Et si on faisait payer
les étrangers ?
Serge Slama
Enseignant-chercheur à l'Université
Paris X-Nanterre
Suite à un recours déposé
par le Gisti, le conseil d'État a annulé, le 20 mars
2000, le refus des ministres de l'emploi et de la solidarité
et de l'économie d'abroger un arrêté du 17 mars
1997 fixant le montant de la « redevance » perçue
lors du contrôle médical imposé aux étrangers
pour obtenir un premier titre de séjour en France. Cette visite
qui a « essentiellement pour objet la protection de la santé
publique » aurait dû être gratuite.
1697. Louis XIV règne. S'achève une énième
guerre laissant la France exsangue. Le pouvoir royal cherche à
renflouer les caisses du royaume. Lui vient alors l'idée :
« Et si on faisait payer les étrangers ? » (1)
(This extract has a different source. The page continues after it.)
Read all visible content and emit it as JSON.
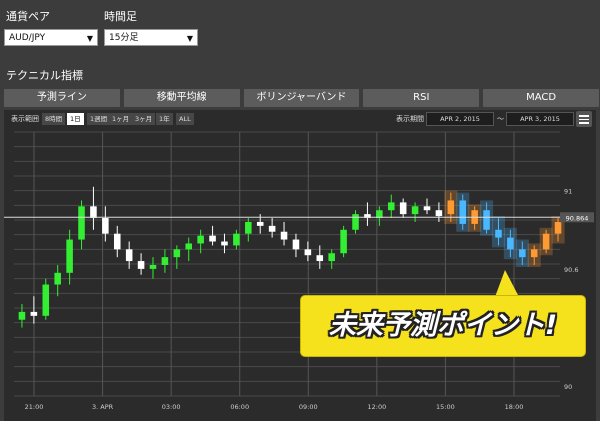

. Par déclaration royale du 22 juillet 1697, complétée
par un arrêt du conseil du roi du 30 juillet 1697, une
nouvelle taxe est créée, venant s'ajouter aux nombreuses
autres impositions auxquelles sont assujettis les étrangers et
descendants d'étrangers sous l'Ancien régime.
1997. Un arrêté interministériel du 17 mars
1997 augmente le montant de la « redevance » que
les étrangers désireux d'obtenir un premier titre de séjour
doivent verser à l'occasion de la visite médicale qu'ils
subissent. Alors que tous les autres contrôles médicaux,
organisés dans un souci de protection de la santé publique
(à l'école, à l'armée ou au travail) sont
gratuits, celui-ci qui ne concerne que les étrangers
est payant et, qui plus est, fixé par un « simple »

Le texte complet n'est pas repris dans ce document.